Can you put a number to the launch velocity (the skateboarder's speed as she leaves the end of the ramp)?

 

[scroobnab]

Can you put a number to the launch velocity (the skateboarder's speed as she leaves the end of the ramp)?

Thats one of my main questions... would that value be 5.4/cos48? so 8.07 m/s?

So with that in mind, when dealing with a problem involving KE, does the orientation of the velocity matter?

 

[gneill]

Thats one of my main questions... would that value be 5.4/cos48? so 8.07 m/s?

So with that in mind, when dealing with a problem involving KE, does the orientation of the velocity matter?

The orientation will become important in the next step. First you need to be able to find the correct launch velocity. This is determined by the kinetic energy that the skateboarder has when she reaches the top of the ramp. She begins on the horizontal with a given velocity, then rises up the ramp. While she goes up, she will be trading some kinetic energy for potential energy (due to gravity). Can you write a conservation of energy expression for this process?

 

[scroobnab]

Can you write a conservation of energy expression for this process?

so would the velocity at the end be:

1/2(m)(Vo)^2 + mgho = 1/2(m)(Vf)^2 + mghf

cancelling the m's, and isolating for Vf:

Vf = (2 (1/2(Vo)^2 - ghf))^1/2

if so, i calculated vf (at the end of the ramp) to be 5.02 m/s

 

[gneill]

You've got the right idea, but I think your algebra may have a bit of a problem.

1/2(m)(V_o)² + mgh_o = 1/2(m)(V_f)² + mgh_f

Cancel the m's and multiply through by 2, and take h_o = 0,

v_o² = v_f² + 2gh_f

v_f² = v_o² - 2gh_f

v_f = sqrt(v_o² - 2gh_f)

Plugging in your given values:

v_f = 4.617 m/s (Keep an extra decimal place for intermediate results)

 

[scroobnab]

You've got the right idea, but I think your algebra may have a bit of a problem.

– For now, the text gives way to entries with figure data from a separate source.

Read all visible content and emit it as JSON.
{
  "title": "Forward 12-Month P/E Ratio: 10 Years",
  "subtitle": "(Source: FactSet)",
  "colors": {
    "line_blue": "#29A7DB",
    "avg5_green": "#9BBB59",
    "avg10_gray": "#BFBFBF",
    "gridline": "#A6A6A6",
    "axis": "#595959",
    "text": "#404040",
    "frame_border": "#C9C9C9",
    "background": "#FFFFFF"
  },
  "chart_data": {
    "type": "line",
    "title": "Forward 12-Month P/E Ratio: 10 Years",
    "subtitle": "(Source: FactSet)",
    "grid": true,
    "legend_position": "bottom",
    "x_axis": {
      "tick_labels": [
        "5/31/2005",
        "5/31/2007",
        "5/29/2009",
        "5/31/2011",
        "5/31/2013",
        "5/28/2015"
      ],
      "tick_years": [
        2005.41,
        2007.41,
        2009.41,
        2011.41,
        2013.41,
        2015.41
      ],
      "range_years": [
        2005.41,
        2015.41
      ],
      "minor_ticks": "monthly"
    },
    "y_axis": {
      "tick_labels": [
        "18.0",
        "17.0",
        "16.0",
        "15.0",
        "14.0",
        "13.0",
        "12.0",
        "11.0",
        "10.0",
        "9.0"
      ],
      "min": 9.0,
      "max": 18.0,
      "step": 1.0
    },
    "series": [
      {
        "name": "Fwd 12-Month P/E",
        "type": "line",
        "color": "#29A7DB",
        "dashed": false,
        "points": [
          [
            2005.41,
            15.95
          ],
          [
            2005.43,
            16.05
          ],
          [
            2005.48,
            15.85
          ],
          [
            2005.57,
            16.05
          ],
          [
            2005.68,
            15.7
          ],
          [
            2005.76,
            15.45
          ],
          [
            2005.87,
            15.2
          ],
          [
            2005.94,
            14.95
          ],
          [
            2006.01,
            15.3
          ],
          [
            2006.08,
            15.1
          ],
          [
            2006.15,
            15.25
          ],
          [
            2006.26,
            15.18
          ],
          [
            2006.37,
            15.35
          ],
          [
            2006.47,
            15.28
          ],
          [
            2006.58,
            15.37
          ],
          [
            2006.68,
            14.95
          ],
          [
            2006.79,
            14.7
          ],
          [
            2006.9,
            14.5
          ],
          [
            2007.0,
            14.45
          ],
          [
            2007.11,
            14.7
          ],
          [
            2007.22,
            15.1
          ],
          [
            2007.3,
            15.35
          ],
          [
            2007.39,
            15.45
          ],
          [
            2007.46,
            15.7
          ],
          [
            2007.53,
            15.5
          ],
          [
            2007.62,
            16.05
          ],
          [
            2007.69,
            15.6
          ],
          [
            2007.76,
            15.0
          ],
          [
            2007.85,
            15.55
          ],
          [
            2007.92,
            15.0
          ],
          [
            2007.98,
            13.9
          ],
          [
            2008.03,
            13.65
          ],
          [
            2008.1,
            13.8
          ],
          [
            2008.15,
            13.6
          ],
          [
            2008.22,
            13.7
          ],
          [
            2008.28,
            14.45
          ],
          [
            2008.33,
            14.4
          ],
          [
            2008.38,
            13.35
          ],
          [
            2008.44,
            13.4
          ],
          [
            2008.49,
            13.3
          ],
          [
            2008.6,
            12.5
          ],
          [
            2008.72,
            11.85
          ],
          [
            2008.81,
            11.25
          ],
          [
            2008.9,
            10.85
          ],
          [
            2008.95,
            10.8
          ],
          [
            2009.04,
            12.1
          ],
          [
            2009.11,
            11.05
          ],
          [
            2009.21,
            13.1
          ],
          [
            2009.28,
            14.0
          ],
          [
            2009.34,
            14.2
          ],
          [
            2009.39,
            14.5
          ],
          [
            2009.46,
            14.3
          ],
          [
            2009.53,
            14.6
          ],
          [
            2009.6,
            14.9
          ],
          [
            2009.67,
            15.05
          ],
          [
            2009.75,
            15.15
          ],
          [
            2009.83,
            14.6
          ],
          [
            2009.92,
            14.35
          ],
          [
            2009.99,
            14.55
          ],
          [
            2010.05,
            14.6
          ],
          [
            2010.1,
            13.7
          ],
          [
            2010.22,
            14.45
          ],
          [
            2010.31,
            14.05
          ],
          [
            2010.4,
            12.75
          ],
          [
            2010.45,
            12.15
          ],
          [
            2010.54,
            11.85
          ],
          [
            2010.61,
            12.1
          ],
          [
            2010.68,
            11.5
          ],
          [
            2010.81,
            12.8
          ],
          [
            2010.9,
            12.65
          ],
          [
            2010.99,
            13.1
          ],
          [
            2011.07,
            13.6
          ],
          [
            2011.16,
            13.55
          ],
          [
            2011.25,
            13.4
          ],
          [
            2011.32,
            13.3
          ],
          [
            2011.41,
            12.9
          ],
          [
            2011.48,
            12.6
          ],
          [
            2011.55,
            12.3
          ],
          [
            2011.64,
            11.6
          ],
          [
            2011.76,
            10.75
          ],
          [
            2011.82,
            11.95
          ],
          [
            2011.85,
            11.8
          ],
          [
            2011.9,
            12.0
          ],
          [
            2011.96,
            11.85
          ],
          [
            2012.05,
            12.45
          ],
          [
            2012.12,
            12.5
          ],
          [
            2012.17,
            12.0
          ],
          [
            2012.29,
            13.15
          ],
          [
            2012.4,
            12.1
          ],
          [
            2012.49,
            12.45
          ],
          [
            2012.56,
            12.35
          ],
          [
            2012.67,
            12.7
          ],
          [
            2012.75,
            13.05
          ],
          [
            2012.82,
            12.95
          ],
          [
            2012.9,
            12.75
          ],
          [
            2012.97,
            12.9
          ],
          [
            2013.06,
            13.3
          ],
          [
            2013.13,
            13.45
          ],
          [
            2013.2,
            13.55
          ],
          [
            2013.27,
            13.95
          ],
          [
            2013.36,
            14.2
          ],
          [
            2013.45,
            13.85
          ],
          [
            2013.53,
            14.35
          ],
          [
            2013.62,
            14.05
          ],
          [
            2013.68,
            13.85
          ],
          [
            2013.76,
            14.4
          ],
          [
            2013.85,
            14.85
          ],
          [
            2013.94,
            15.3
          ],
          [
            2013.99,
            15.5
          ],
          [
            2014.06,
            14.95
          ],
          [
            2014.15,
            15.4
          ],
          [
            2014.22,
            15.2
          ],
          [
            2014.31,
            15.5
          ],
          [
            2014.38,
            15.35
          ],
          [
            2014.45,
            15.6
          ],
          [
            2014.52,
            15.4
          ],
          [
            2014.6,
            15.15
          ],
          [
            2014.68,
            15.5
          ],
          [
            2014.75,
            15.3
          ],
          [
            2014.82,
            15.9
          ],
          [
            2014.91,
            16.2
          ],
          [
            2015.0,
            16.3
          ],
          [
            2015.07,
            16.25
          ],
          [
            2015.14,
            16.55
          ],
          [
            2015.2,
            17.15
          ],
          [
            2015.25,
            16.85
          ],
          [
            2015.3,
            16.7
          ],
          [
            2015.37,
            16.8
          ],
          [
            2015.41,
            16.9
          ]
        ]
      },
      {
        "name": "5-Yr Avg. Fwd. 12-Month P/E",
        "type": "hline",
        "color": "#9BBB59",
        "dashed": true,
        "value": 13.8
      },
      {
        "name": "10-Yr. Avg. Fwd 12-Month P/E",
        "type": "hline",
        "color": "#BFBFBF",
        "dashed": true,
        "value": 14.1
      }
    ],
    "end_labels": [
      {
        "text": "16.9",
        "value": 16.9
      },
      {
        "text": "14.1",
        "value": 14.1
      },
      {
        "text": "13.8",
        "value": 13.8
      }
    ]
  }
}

Oh okay, yeah stupid mistake. Alright now I'm getting a value of 4.6 m/s. So now I'm supposed to move on to the next section of her jump using this as the initial velocity?

 

[gneill]

Oh okay, yeah stupid mistake. Alright now I'm getting a value of 4.6 m/s. So now I'm supposed to move on to the next section of her jump using this as the initial velocity?

Right. Make a habit of hanging onto an extra decimal place or two for intermediate results in order to avoid rounding errors biting you in the end. Round results (answers) to the required precision.

So, the skateboarder leaves the ramp at the velocity that you've calculated, at the angle given for the ramp. This velocity can be broken into horizontal and vertical components, which can be treated independently. If you calculate the vertical component of the velocity, you should be able to use the appropriate equation of motion to determine the maximum height that she will reach.

 

[scroobnab]

okay bear with me here lol. so with that value i can use kinematics to solve for the rest right?

Vo = 4.617 m/s
ay = -9.8 m/s
Vf = 0 m/s
then solve for y?

 

[gneill]

okay bear with me here lol. so with that value i can use kinematics to solve for the rest right?

Vo = 4.617 m/s
ay = -9.8 m/s
Vf = 0 m/s
then solve for y?

Yes, that's the idea. Keep in mind that the Vo value is the composite speed; you need to break it down into its horizontal and vertical components, and use the vertical component to determine the maximum height.

 

[scroobnab]

Yes, that's the idea. Keep in mind that the Vo value is the composite speed; you need to break it down into its horizontal and vertical components, and use the vertical component to determine the maximum height.

Alright, i did this and got a value of 3.43 for Voy. after plugging the values into the equation my value for y was 0.6 m.

Thank you SO much for your help, this has been really helpful and has cleared up a lot of questions i had about Kinetic Energy and such. Cheers!